Does it hurt when someone gives you a vigorous massage on your buttock (see red spot)?


If you suffer from lower back pain chances are you'll find it painful when massaged in the red-spot area. One side will probably be tighter than the other.


13.   Tight and painful hamstring muscles


If you suffer from lower back pain chances, when you are in the prone frog position, chances are you'll find it painful when massaged in the red-spot (buttock and hamstring) areas. One side will probably be tighter than the other.


14.   Tight and painful buttock muscle


Start on hands and knees. Put your left knee over the right leg, so your left leg is extended and the left knee and the laces of your shoe are on the floor.


Then slide the left knee and foot back as far as you can on the floor.


You'll feel the stretch in the right buttock muscle. When massaged vigorously it may be painful.




15. Shoulder, wrist and hand test


Stand with your heels, backside and shoulders against the wall.

See if you can get the back of your forearms and hands comfortably against the wall when in the 'surrender' position.

If you can't there's a good chance your hamstring and buttock muscles are too tight - plus your shoulders need loosening up.




16. Head alignment

Stand with your heels, backside and shoulders against the wall.

Then place your head against the wall. Are you looking straight out in front of you or are you looking up at the ceiling?





17.  General test of the flexibility of the muscles on the back side of

        your body


With legs straight and back of knees on the floor, how far can you reach forward toward your toes. Do this with shoes on.


The scoring goes like this:



Can't touch toes.


Fingers just touch end of toes.


First knuckle reaches end of toes


Second knuckle reaches end of toes.


Bottom of fingers reaches toes.


Half way between bottom of fingers and thumb.


Level with thumb.


Wrists reach end of toes







1. Situps, feet held - general test of front of body strength


How many situps can you do?

Start with feet flat (and held down) knees up, arms crossed and hands clasping shoulders.

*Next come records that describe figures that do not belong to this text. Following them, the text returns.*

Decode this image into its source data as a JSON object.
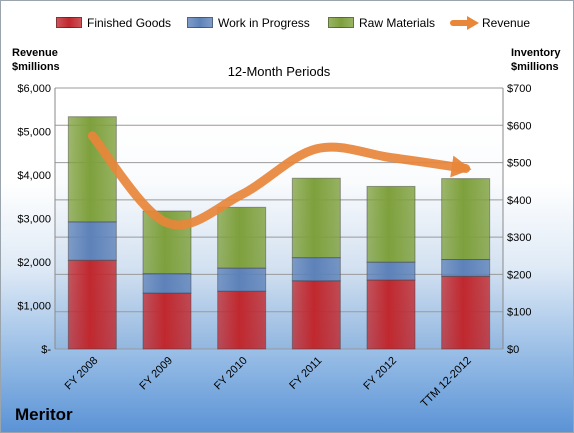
{
  "company": "Meritor",
  "colors": {
    "finished_goods": "#c0282e",
    "work_in_progress": "#5d82b9",
    "raw_materials": "#7ea03c",
    "revenue": "#e8863a"
  },
  "chart_data": {
    "type": "bar",
    "stacked": true,
    "title": "12-Month Periods",
    "ylabel_left": "Revenue $millions",
    "ylabel_right": "Inventory $millions",
    "categories": [
      "FY 2008",
      "FY 2009",
      "FY 2010",
      "FY 2011",
      "FY 2012",
      "TTM 12-2012"
    ],
    "series": [
      {
        "name": "Finished Goods",
        "axis": "right",
        "values": [
          238,
          150,
          155,
          183,
          185,
          195
        ]
      },
      {
        "name": "Work in Progress",
        "axis": "right",
        "values": [
          103,
          52,
          62,
          62,
          48,
          45
        ]
      },
      {
        "name": "Raw Materials",
        "axis": "right",
        "values": [
          282,
          168,
          163,
          213,
          203,
          217
        ]
      },
      {
        "name": "Revenue",
        "type": "line",
        "axis": "left",
        "values": [
          4900,
          2900,
          3550,
          4600,
          4400,
          4150
        ]
      }
    ],
    "ylim_left": [
      0,
      6000
    ],
    "ylim_right": [
      0,
      700
    ],
    "left_ticks": [
      "$-",
      "$1,000",
      "$2,000",
      "$3,000",
      "$4,000",
      "$5,000",
      "$6,000"
    ],
    "right_ticks": [
      "$0",
      "$100",
      "$200",
      "$300",
      "$400",
      "$500",
      "$600",
      "$700"
    ],
    "grid": true,
    "legend_position": "top"
  }
}
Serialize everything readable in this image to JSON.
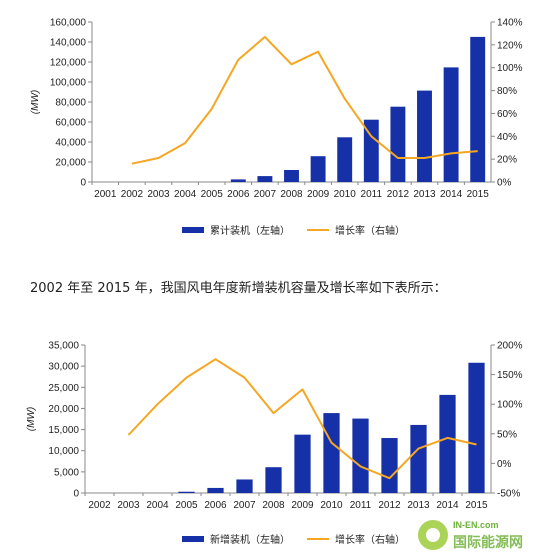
{
  "caption": "2002 年至 2015 年，我国风电年度新增装机容量及增长率如下表所示：",
  "watermark": {
    "brand_small": "IN-EN.com",
    "brand_cn": "国际能源网"
  },
  "colors": {
    "bar": "#1630a8",
    "line": "#f5a623",
    "axis": "#888888"
  },
  "chart_data": [
    {
      "type": "bar+line",
      "categories": [
        "2001",
        "2002",
        "2003",
        "2004",
        "2005",
        "2006",
        "2007",
        "2008",
        "2009",
        "2010",
        "2011",
        "2012",
        "2013",
        "2014",
        "2015"
      ],
      "ylabel": "(MW)",
      "ylim": [
        0,
        160000
      ],
      "y_ticks": [
        "0",
        "20,000",
        "40,000",
        "60,000",
        "80,000",
        "100,000",
        "120,000",
        "140,000",
        "160,000"
      ],
      "y2lim": [
        0,
        140
      ],
      "y2_ticks": [
        "0%",
        "20%",
        "40%",
        "60%",
        "80%",
        "100%",
        "120%",
        "140%"
      ],
      "series": [
        {
          "name": "累计装机（左轴）",
          "axis": "left",
          "kind": "bar",
          "values": [
            0,
            0,
            0,
            0,
            0,
            2600,
            5900,
            12000,
            25800,
            44700,
            62300,
            75300,
            91400,
            114600,
            145100
          ]
        },
        {
          "name": "增长率（右轴）",
          "axis": "right",
          "kind": "line",
          "values": [
            null,
            16,
            21,
            34,
            64,
            107,
            127,
            103,
            114,
            73,
            40,
            21,
            21,
            25,
            27
          ]
        }
      ],
      "legend": "bottom"
    },
    {
      "type": "bar+line",
      "categories": [
        "2002",
        "2003",
        "2004",
        "2005",
        "2006",
        "2007",
        "2008",
        "2009",
        "2010",
        "2011",
        "2012",
        "2013",
        "2014",
        "2015"
      ],
      "ylabel": "(MW)",
      "ylim": [
        0,
        35000
      ],
      "y_ticks": [
        "0",
        "5,000",
        "10,000",
        "15,000",
        "20,000",
        "25,000",
        "30,000",
        "35,000"
      ],
      "y2lim": [
        -50,
        200
      ],
      "y2_ticks": [
        "-50%",
        "0%",
        "50%",
        "100%",
        "150%",
        "200%"
      ],
      "series": [
        {
          "name": "新增装机（左轴）",
          "axis": "left",
          "kind": "bar",
          "values": [
            0,
            0,
            0,
            300,
            1200,
            3200,
            6100,
            13800,
            18900,
            17600,
            13000,
            16100,
            23200,
            30800
          ]
        },
        {
          "name": "增长率（右轴）",
          "axis": "right",
          "kind": "line",
          "values": [
            null,
            48,
            100,
            145,
            176,
            145,
            85,
            125,
            35,
            -5,
            -25,
            25,
            43,
            32
          ]
        }
      ],
      "legend": "bottom"
    }
  ]
}
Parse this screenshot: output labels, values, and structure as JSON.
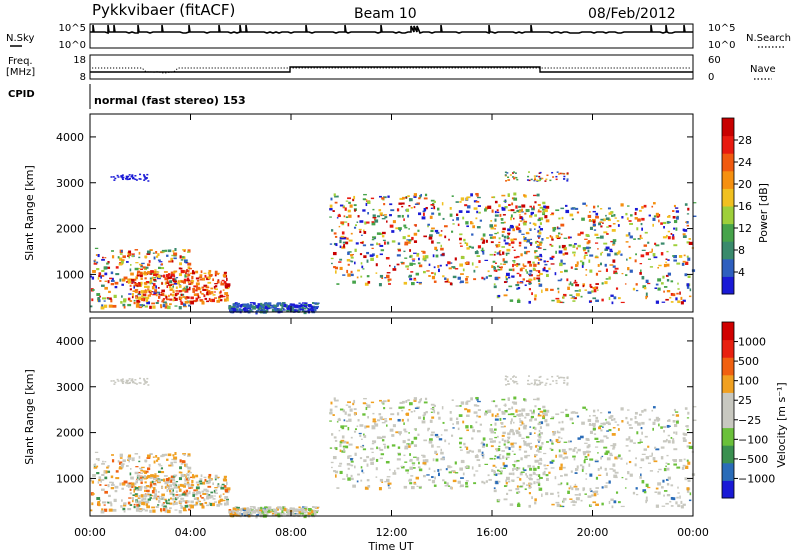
{
  "header": {
    "station": "Pykkvibaer (fitACF)",
    "beam": "Beam 10",
    "date": "08/Feb/2012"
  },
  "top_panels": {
    "nsky_label": "N.Sky",
    "nsky_ticks": [
      "10^5",
      "10^0"
    ],
    "nsearch_label": "N.Search",
    "nsearch_ticks": [
      "10^5",
      "10^0"
    ],
    "freq_label_1": "Freq.",
    "freq_label_2": "[MHz]",
    "freq_ticks": [
      "18",
      "8"
    ],
    "nave_label": "Nave",
    "nave_ticks": [
      "60",
      "0"
    ],
    "cpid_label": "CPID",
    "cpid_text": "normal (fast stereo) 153"
  },
  "chart_data": [
    {
      "type": "heatmap",
      "name": "power",
      "ylabel": "Slant Range [km]",
      "xlabel": "",
      "yticks": [
        "4000",
        "3000",
        "2000",
        "1000"
      ],
      "ylim": [
        180,
        4500
      ],
      "xlim": [
        0,
        24
      ],
      "colorbar_label": "Power [dB]",
      "colorbar_ticks": [
        "28",
        "24",
        "20",
        "16",
        "12",
        "8",
        "4"
      ],
      "colorbar_colors": [
        "#1a1ad6",
        "#2e5fbf",
        "#3a8a6c",
        "#46a34a",
        "#9ecf3a",
        "#f0c020",
        "#f59010",
        "#f05a10",
        "#e81a10",
        "#c80000"
      ],
      "scatter_regions": [
        {
          "t0": 0.0,
          "t1": 4.0,
          "r0": 300,
          "r1": 1600,
          "level": "mixed"
        },
        {
          "t0": 1.5,
          "t1": 5.5,
          "r0": 400,
          "r1": 1100,
          "level": "high"
        },
        {
          "t0": 5.5,
          "t1": 9.0,
          "r0": 200,
          "r1": 400,
          "level": "low"
        },
        {
          "t0": 9.5,
          "t1": 18.0,
          "r0": 800,
          "r1": 2800,
          "level": "mixed"
        },
        {
          "t0": 16.0,
          "t1": 24.0,
          "r0": 400,
          "r1": 2600,
          "level": "mixed"
        }
      ]
    },
    {
      "type": "heatmap",
      "name": "velocity",
      "ylabel": "Slant Range [km]",
      "xlabel": "Time UT",
      "yticks": [
        "4000",
        "3000",
        "2000",
        "1000"
      ],
      "xticks": [
        "00:00",
        "04:00",
        "08:00",
        "12:00",
        "16:00",
        "20:00",
        "00:00"
      ],
      "ylim": [
        180,
        4500
      ],
      "xlim": [
        0,
        24
      ],
      "colorbar_label": "Velocity [m s⁻¹]",
      "colorbar_ticks": [
        "1000",
        "500",
        "100",
        "25",
        "−25",
        "−100",
        "−500",
        "−1000"
      ],
      "colorbar_colors": [
        "#1a1ad6",
        "#2a6cb8",
        "#3a9050",
        "#6ac03a",
        "#c8c8c0",
        "#c8c8c0",
        "#f0a020",
        "#f06010",
        "#e82010",
        "#d00000"
      ]
    }
  ]
}
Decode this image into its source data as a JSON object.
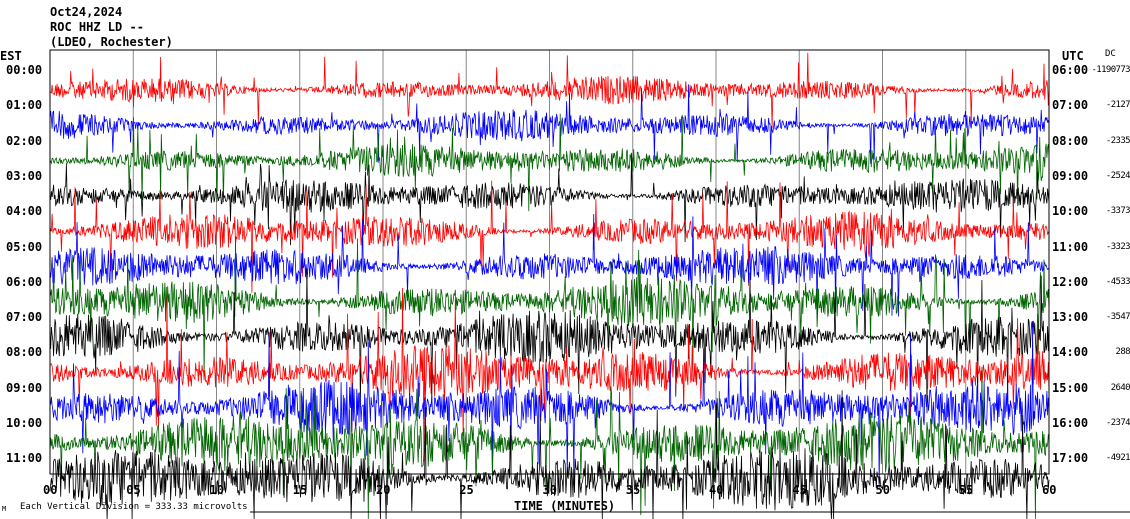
{
  "header": {
    "date": "Oct24,2024",
    "station": "ROC HHZ LD --",
    "network": "(LDEO, Rochester)"
  },
  "left_axis_title": "EST",
  "right_axis_title": "UTC",
  "dc_title": "DC",
  "footer": {
    "corner_mark": "M",
    "scale_note": "Each Vertical Division = 333.33 microvolts"
  },
  "chart_data": {
    "type": "line",
    "subtype": "helicorder",
    "xlabel": "TIME (MINUTES)",
    "xlim": [
      0,
      60
    ],
    "x_ticks": [
      "00",
      "05",
      "10",
      "15",
      "20",
      "25",
      "30",
      "35",
      "40",
      "45",
      "50",
      "55",
      "60"
    ],
    "grid": "vertical every 5 minutes",
    "trace_colors": [
      "#ff0000",
      "#0000ff",
      "#006400",
      "#000000"
    ],
    "rows": [
      {
        "est": "00:00",
        "utc": "06:00",
        "dc": "-1190773",
        "amplitude": 0.8
      },
      {
        "est": "01:00",
        "utc": "07:00",
        "dc": "-2127",
        "amplitude": 0.9
      },
      {
        "est": "02:00",
        "utc": "08:00",
        "dc": "-2335",
        "amplitude": 1.0
      },
      {
        "est": "03:00",
        "utc": "09:00",
        "dc": "-2524",
        "amplitude": 1.0
      },
      {
        "est": "04:00",
        "utc": "10:00",
        "dc": "-3373",
        "amplitude": 1.1
      },
      {
        "est": "05:00",
        "utc": "11:00",
        "dc": "-3323",
        "amplitude": 1.2
      },
      {
        "est": "06:00",
        "utc": "12:00",
        "dc": "-4533",
        "amplitude": 1.4
      },
      {
        "est": "07:00",
        "utc": "13:00",
        "dc": "-3547",
        "amplitude": 1.5
      },
      {
        "est": "08:00",
        "utc": "14:00",
        "dc": "288",
        "amplitude": 1.6
      },
      {
        "est": "09:00",
        "utc": "15:00",
        "dc": "2640",
        "amplitude": 1.6
      },
      {
        "est": "10:00",
        "utc": "16:00",
        "dc": "-2374",
        "amplitude": 1.7
      },
      {
        "est": "11:00",
        "utc": "17:00",
        "dc": "-4921",
        "amplitude": 1.8
      }
    ]
  }
}
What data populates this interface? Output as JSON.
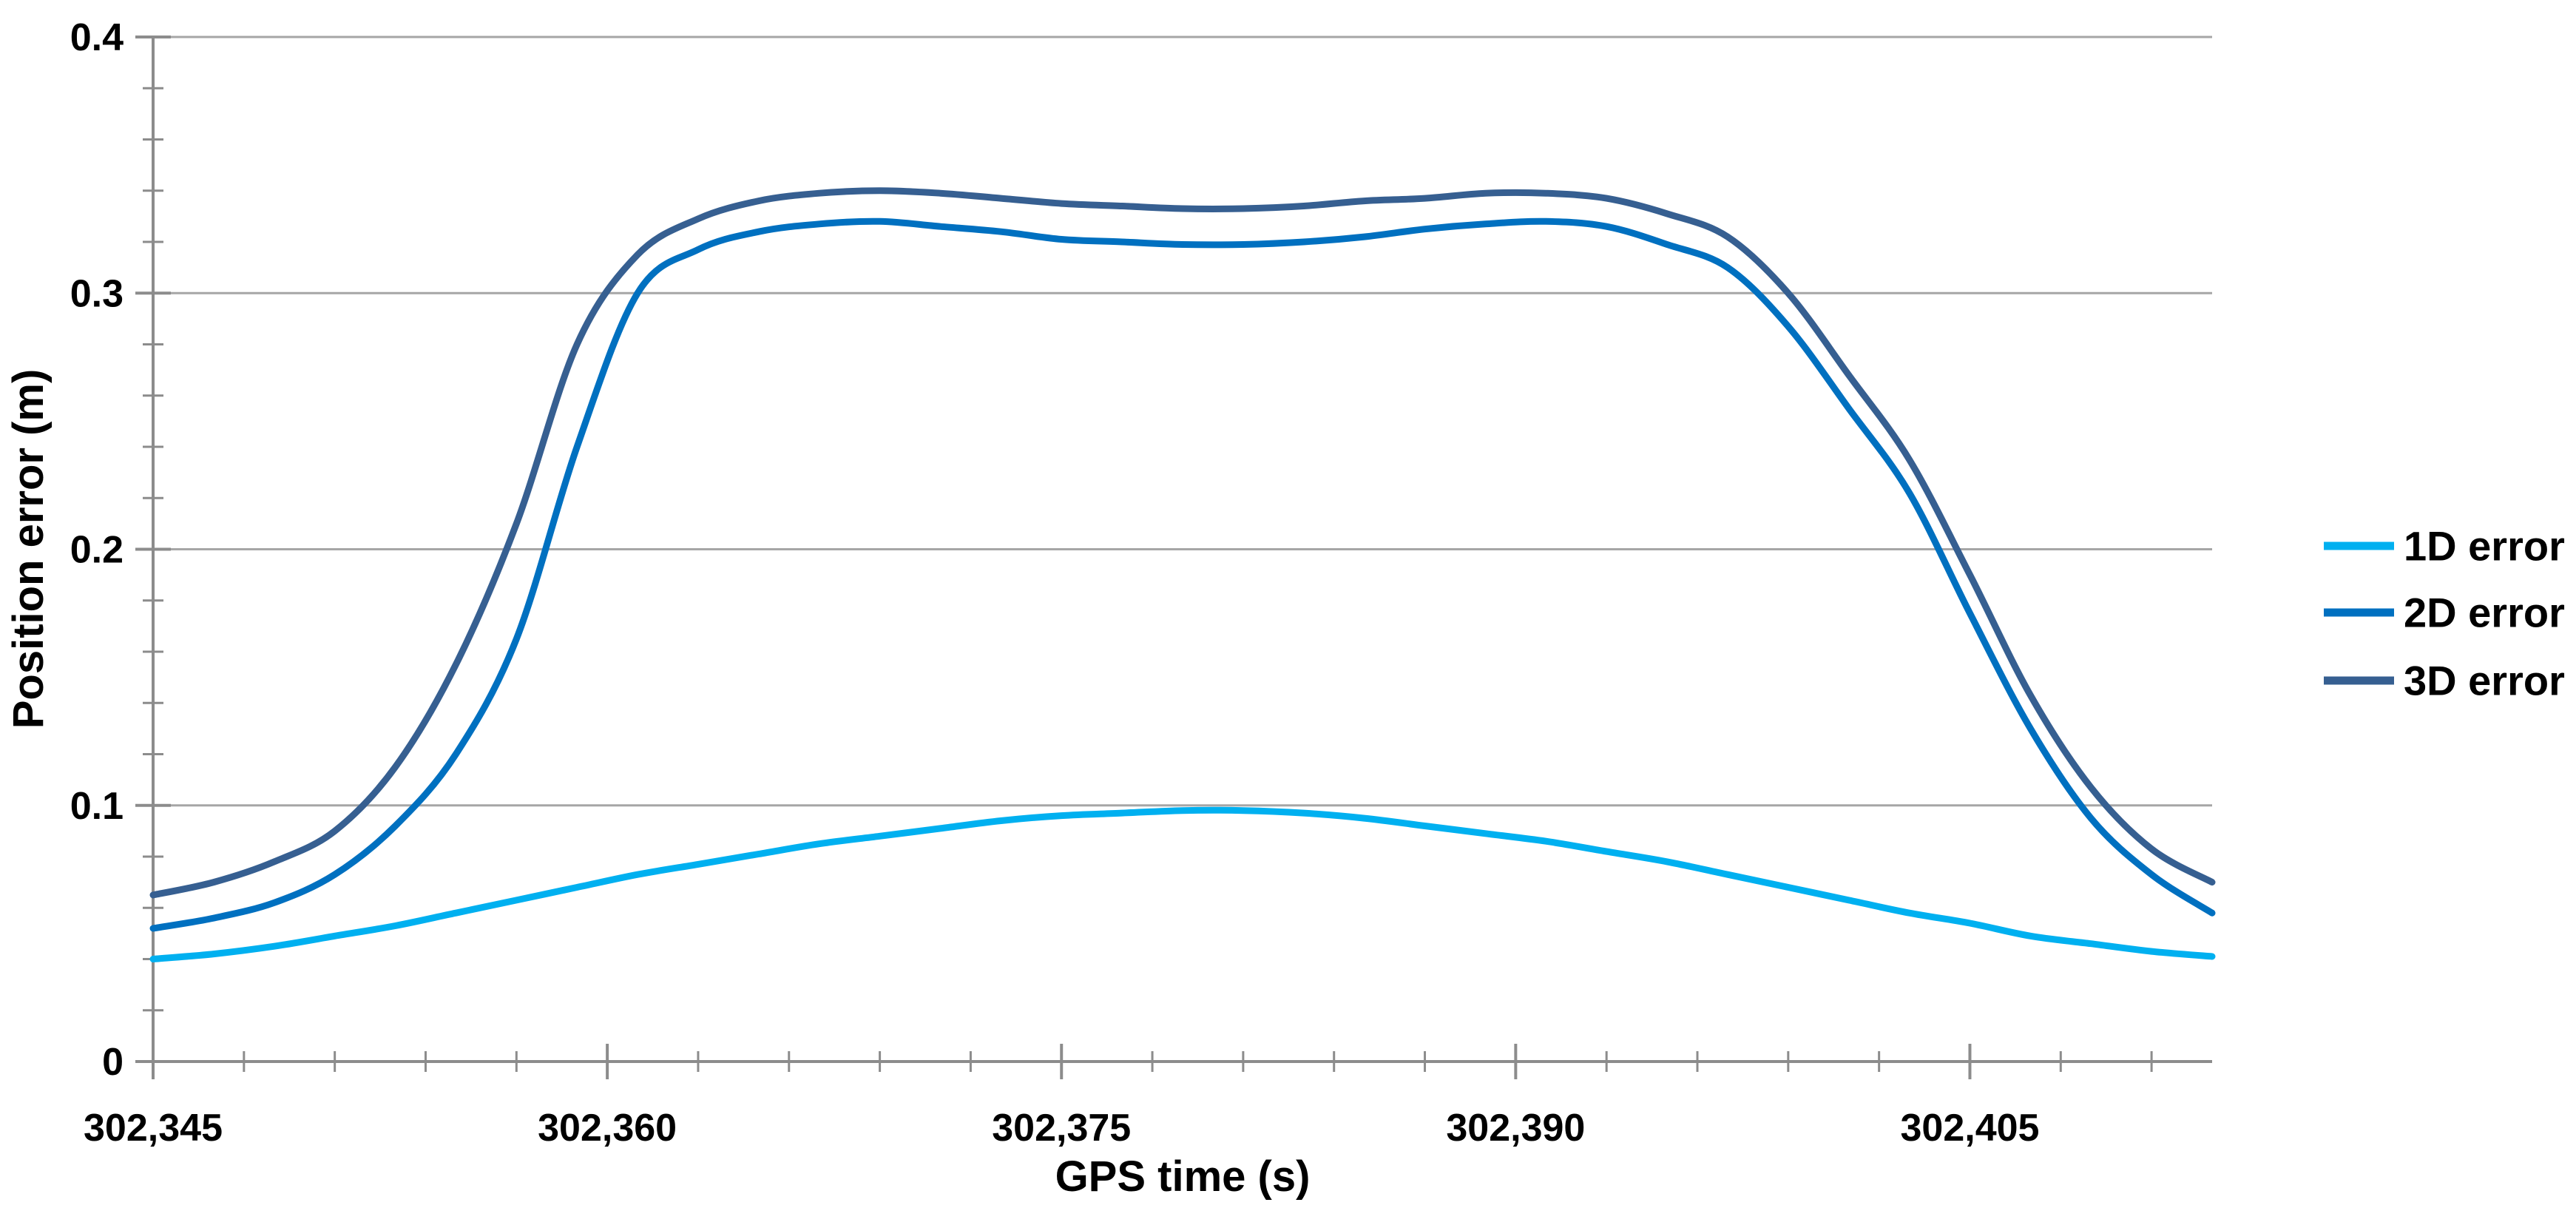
{
  "chart_data": {
    "type": "line",
    "title": "",
    "xlabel": "GPS time (s)",
    "ylabel": "Position error (m)",
    "xlim": [
      302345,
      302413
    ],
    "ylim": [
      0,
      0.4
    ],
    "grid": "horizontal-major-only",
    "legend_position": "right-middle",
    "background_color": "#FFFFFF",
    "axis_color": "#8C8C8C",
    "gridline_color": "#A6A6A6",
    "tick_color": "#8C8C8C",
    "text_color": "#000000",
    "x_major_ticks": [
      302345,
      302360,
      302375,
      302390,
      302405
    ],
    "x_major_tick_labels": [
      "302,345",
      "302,360",
      "302,375",
      "302,390",
      "302,405"
    ],
    "x_minor_tick_step": 3,
    "y_major_ticks": [
      0,
      0.1,
      0.2,
      0.3,
      0.4
    ],
    "y_tick_labels": [
      "0",
      "0.1",
      "0.2",
      "0.3",
      "0.4"
    ],
    "y_minor_tick_step": 0.02,
    "x": [
      302345,
      302347,
      302349,
      302351,
      302353,
      302355,
      302357,
      302359,
      302361,
      302363,
      302365,
      302367,
      302369,
      302371,
      302373,
      302375,
      302377,
      302379,
      302381,
      302383,
      302385,
      302387,
      302389,
      302391,
      302393,
      302395,
      302397,
      302399,
      302401,
      302403,
      302405,
      302407,
      302409,
      302411,
      302413
    ],
    "series": [
      {
        "name": "1D error",
        "color": "#00B0F0",
        "values": [
          0.04,
          0.042,
          0.045,
          0.049,
          0.053,
          0.058,
          0.063,
          0.068,
          0.073,
          0.077,
          0.081,
          0.085,
          0.088,
          0.091,
          0.094,
          0.096,
          0.097,
          0.098,
          0.098,
          0.097,
          0.095,
          0.092,
          0.089,
          0.086,
          0.082,
          0.078,
          0.073,
          0.068,
          0.063,
          0.058,
          0.054,
          0.049,
          0.046,
          0.043,
          0.041
        ]
      },
      {
        "name": "2D error",
        "color": "#0070C0",
        "values": [
          0.052,
          0.056,
          0.062,
          0.073,
          0.092,
          0.12,
          0.165,
          0.24,
          0.3,
          0.317,
          0.324,
          0.327,
          0.328,
          0.326,
          0.324,
          0.321,
          0.32,
          0.319,
          0.319,
          0.32,
          0.322,
          0.325,
          0.327,
          0.328,
          0.326,
          0.319,
          0.31,
          0.287,
          0.255,
          0.222,
          0.175,
          0.13,
          0.095,
          0.073,
          0.058
        ]
      },
      {
        "name": "3D error",
        "color": "#365F91",
        "values": [
          0.065,
          0.07,
          0.078,
          0.09,
          0.115,
          0.155,
          0.21,
          0.28,
          0.315,
          0.329,
          0.336,
          0.339,
          0.34,
          0.339,
          0.337,
          0.335,
          0.334,
          0.333,
          0.333,
          0.334,
          0.336,
          0.337,
          0.339,
          0.339,
          0.337,
          0.331,
          0.322,
          0.3,
          0.268,
          0.235,
          0.19,
          0.143,
          0.107,
          0.083,
          0.07
        ]
      }
    ]
  }
}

Sit up so your elbows touch the your knees.


2. Pressups - general test of trunk, upper body and arm strength


How many pressups can you do - men on toes and women on thighs?

How many pressups you can do correlates highly and positively with lower back function.


3. Squats - general test of leg strength particularly quadriceps and

    buttock muscles.


How many times can you squat up and down, with your backside at least midway between you knees and your ankles.





How tall are you?






What do you weigh?






What is your percent body fat?





Estimate how many kilos you are over your ideal weight.




Being over-weight can have a dramatic effect on musculo-skeletal health. Once you become 30Kg over weight you are at great risk of musculo-skeletal dysfunction.